Man who led charge against affirmative action in college admissions sues law firms for discrimination

Students for Fair Admissions "reaffirms that ‘[e]liminating racial discrimination means eliminating all of it,’" both lawsuits state.

The man who pushed to end affirmative action in college admissions sued two law firms Aug. 22 for offering fellowships exclusively to ‘diverse’ candidates.  

Led by Edward Blum, 71, the Texas-based American Alliance for Equal Rights (AAER) sued international law firms Perkins Coie LLP and Morrison & Foerster LLP for discrimination.

“Perkins Coie has been racially discriminating against future lawyers for decades,” the lawsuit filed in the Northern District of Texas states. “The firm’s ‘diversity fellowships’ for 1Ls and 2Ls exclude certain applicants based on their skin color. These prestigious positions are six-figure jobs that include five-figure stipends. Yet applicants do not qualify unless they are ‘students of color,’ ‘students who identify as LGBTQ+,’ or ‘students with disabilities.’ So between two heterosexual, nondisabled applicants—one black and one white—the latter cannot apply based solely on his race.”

[RELATED: OSU med students required to read ‘antiracism’ docs, warned against asking Black colleagues ‘How are you doing?’]

Perkins Coie, which has offices in Dallas and Austin, “regularly hire[s] diversity fellows” and offers associate salaries that begin at $190,000 per year, the lawsuit states.

Perkins Coie will “defend the lawsuit vigorously,” a spokesperson told The Wall Street Journal Aug. 22.

The lawsuit against Morrison & Foerster similarly states that the firm has been discriminating for more than a decade by excluding certain applicants based on skin color for the Keith Wetmore 1L Fellowship for Excellence, Diversity, and Inclusion.

“Applicants do not qualify unless they are ‘African American/Black, Latinx, Native Americans/Native Alaskans, and/or members of the LGBTQ+ community,” the lawsuit, filed in the Southern District of Florida, states. “So between two heterosexual applicants—one black and one white—the latter cannot apply based solely on race.”

The firm hires associates from the Wetmore Fellowship, which is awarded in its “Miami office and elsewhere,” the lawsuit states. Associate positions at Morrison & Foerster begin at $215,000 per year.

Morrison & Foerster did not respond to Campus Reform’s request for comment.

Blum founded Students for Fair Admission (SFFA), which filed lawsuits denouncing affirmative action in the college admissions process at Harvard and the University of North Carolina. The Supreme Court ruled in Students for Fair Admissions v. Harvard and Students for Fair Admission v. University of North Carolina that race-conscious admissions violate the Equal Protection clause of the Fourteenth Amendment of the Constitution.
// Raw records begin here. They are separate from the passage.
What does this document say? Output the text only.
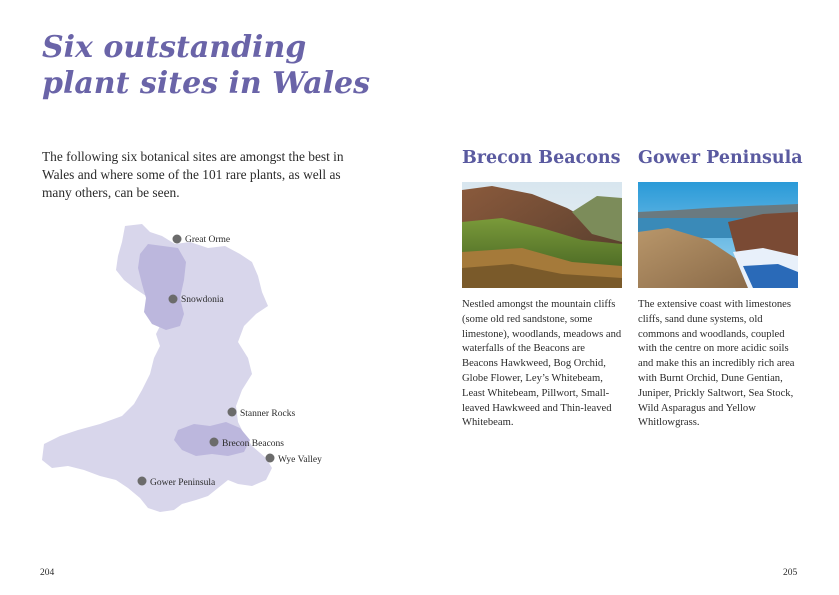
Six outstanding plant sites in Wales

The following six botanical sites are amongst the best in Wales and where some of the 101 rare plants, as well as many others, can be seen.

Great Orme
Snowdonia
Stanner Rocks
Brecon Beacons
Wye Valley
Gower Peninsula
Brecon Beacons

Nestled amongst the mountain cliffs (some old red sandstone, some limestone), woodlands, meadows and waterfalls of the Beacons are Beacons Hawkweed, Bog Orchid, Globe Flower, Ley’s Whitebeam, Least Whitebeam, Pillwort, Small-leaved Hawkweed and Thin-leaved Whitebeam.

Gower Peninsula

The extensive coast with limestones cliffs, sand dune systems, old commons and woodlands, coupled with the centre on more acidic soils and make this an incredibly rich area with Burnt Orchid, Dune Gentian, Juniper, Prickly Saltwort, Sea Stock, Wild Asparagus and Yellow Whitlowgrass.

204	205
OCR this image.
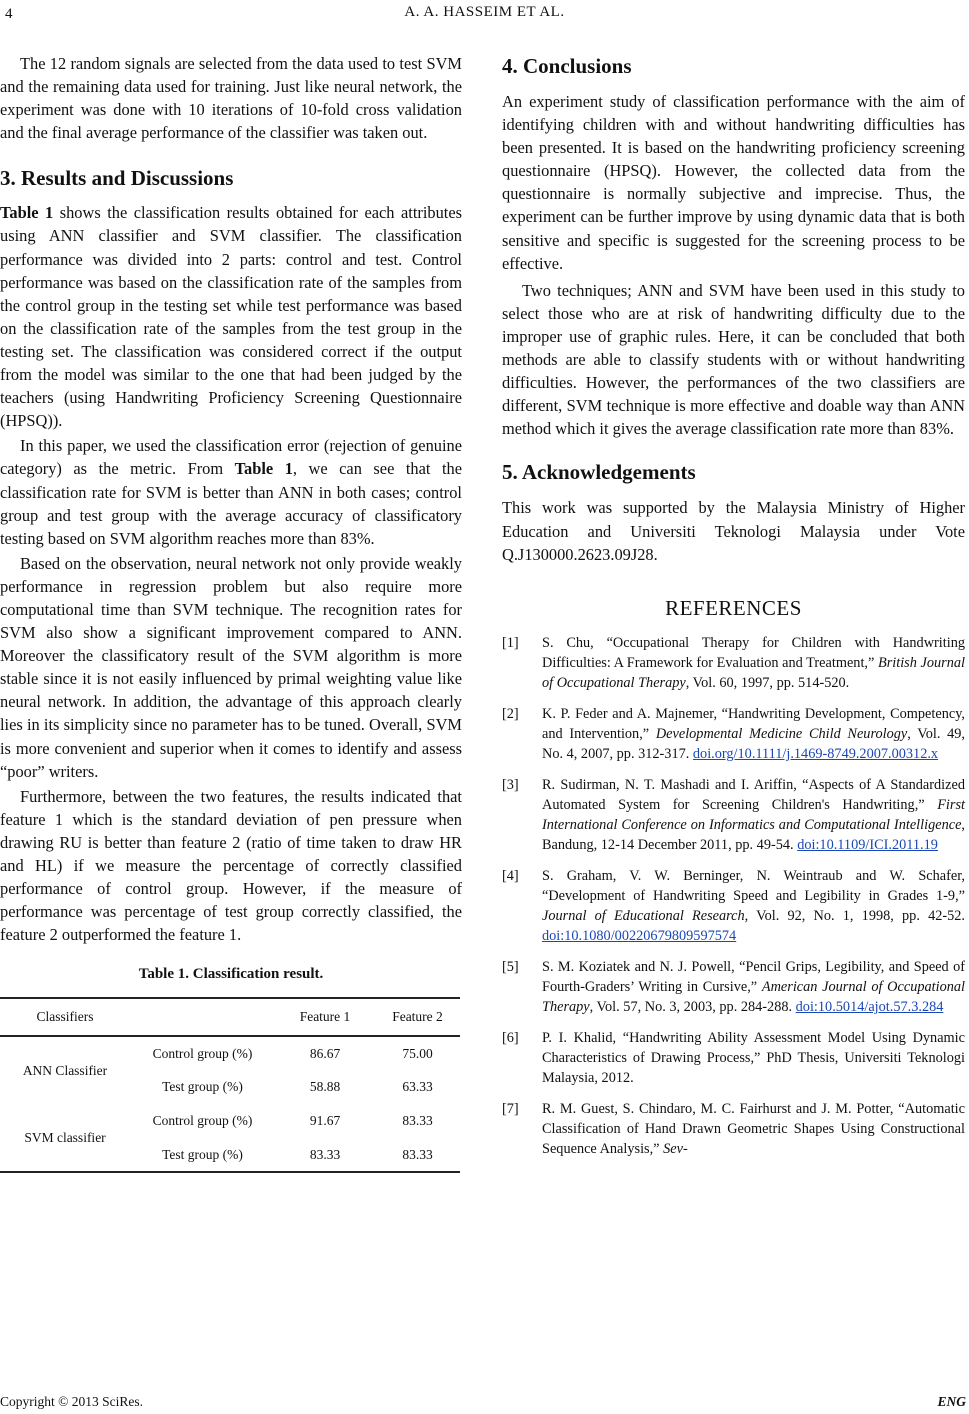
4	A. A. HASSEIM ET AL.

The 12 random signals are selected from the data used to test SVM and the remaining data used for training. Just like neural network, the experiment was done with 10 iterations of 10-fold cross validation and the final average performance of the classifier was taken out.

3. Results and Discussions

Table 1 shows the classification results obtained for each attributes using ANN classifier and SVM classifier. The classification performance was divided into 2 parts: control and test. Control performance was based on the classification rate of the samples from the control group in the testing set while test performance was based on the classification rate of the samples from the test group in the testing set. The classification was considered correct if the output from the model was similar to the one that had been judged by the teachers (using Handwriting Proficiency Screening Questionnaire (HPSQ)).

In this paper, we used the classification error (rejection of genuine category) as the metric. From Table 1, we can see that the classification rate for SVM is better than ANN in both cases; control group and test group with the average accuracy of classificatory testing based on SVM algorithm reaches more than 83%.

Based on the observation, neural network not only provide weakly performance in regression problem but also require more computational time than SVM technique. The recognition rates for SVM also show a significant improvement compared to ANN. Moreover the classificatory result of the SVM algorithm is more stable since it is not easily influenced by primal weighting value like neural network. In addition, the advantage of this approach clearly lies in its simplicity since no parameter has to be tuned. Overall, SVM is more convenient and superior when it comes to identify and assess “poor” writers.

Furthermore, between the two features, the results indicated that feature 1 which is the standard deviation of pen pressure when drawing RU is better than feature 2 (ratio of time taken to draw HR and HL) if we measure the percentage of correctly classified performance of control group. However, if the measure of performance was percentage of test group correctly classified, the feature 2 outperformed the feature 1.

Table 1. Classification result.
Classifiers		Feature 1	Feature 2
ANN Classifier	Control group (%)	86.67	75.00
	Test group (%)	58.88	63.33
SVM classifier	Control group (%)	91.67	83.33
	Test group (%)	83.33	83.33
4. Conclusions

An experiment study of classification performance with the aim of identifying children with and without handwriting difficulties has been presented. It is based on the handwriting proficiency screening questionnaire (HPSQ). However, the collected data from the questionnaire is normally subjective and imprecise. Thus, the experiment can be further improve by using dynamic data that is both sensitive and specific is suggested for the screening process to be effective.

Two techniques; ANN and SVM have been used in this study to select those who are at risk of handwriting difficulty due to the improper use of graphic rules. Here, it can be concluded that both methods are able to classify students with or without handwriting difficulties. However, the performances of the two classifiers are different, SVM technique is more effective and doable way than ANN method which it gives the average classification rate more than 83%.

5. Acknowledgements

This work was supported by the Malaysia Ministry of Higher Education and Universiti Teknologi Malaysia under Vote Q.J130000.2623.09J28.

REFERENCES
[1]	S. Chu, “Occupational Therapy for Children with Handwriting Difficulties: A Framework for Evaluation and Treatment,” British Journal of Occupational Therapy, Vol. 60, 1997, pp. 514-520.
[2]	K. P. Feder and A. Majnemer, “Handwriting Development, Competency, and Intervention,” Developmental Medicine Child Neurology, Vol. 49, No. 4, 2007, pp. 312-317. doi.org/10.1111/j.1469-8749.2007.00312.x
[3]	R. Sudirman, N. T. Mashadi and I. Ariffin, “Aspects of A Standardized Automated System for Screening Children's Handwriting,” First International Conference on Informatics and Computational Intelligence, Bandung, 12-14 December 2011, pp. 49-54. doi:10.1109/ICI.2011.19
[4]	S. Graham, V. W. Berninger, N. Weintraub and W. Schafer, “Development of Handwriting Speed and Legibility in Grades 1-9,” Journal of Educational Research, Vol. 92, No. 1, 1998, pp. 42-52. doi:10.1080/00220679809597574
[5]	S. M. Koziatek and N. J. Powell, “Pencil Grips, Legibility, and Speed of Fourth-Graders’ Writing in Cursive,” American Journal of Occupational Therapy, Vol. 57, No. 3, 2003, pp. 284-288. doi:10.5014/ajot.57.3.284
[6]	P. I. Khalid, “Handwriting Ability Assessment Model Using Dynamic Characteristics of Drawing Process,” PhD Thesis, Universiti Teknologi Malaysia, 2012.
[7]	R. M. Guest, S. Chindaro, M. C. Fairhurst and J. M. Potter, “Automatic Classification of Hand Drawn Geometric Shapes Using Constructional Sequence Analysis,” Sev-
Copyright © 2013 SciRes.	ENG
[RELATED: California universities have found a way to circumvent the state’s long-held affirmative action laws]

SFFA reaffirms that ‘[e]liminating racial discrimination means eliminating all of it,’ both lawsuits against the law firms state.

Blum is a financial adviser by trade, has never practiced law, and did not attend law school, according to a profile piece by The Wall Street Journal. However, for the past three decades, he has been leading the charge to remove race-based decisions in American life.

“The 1964 Civil Rights Act clearly forbids treating Americans differently by race, that seems to have been lost over the years,” Blum told The Wall Street Journal.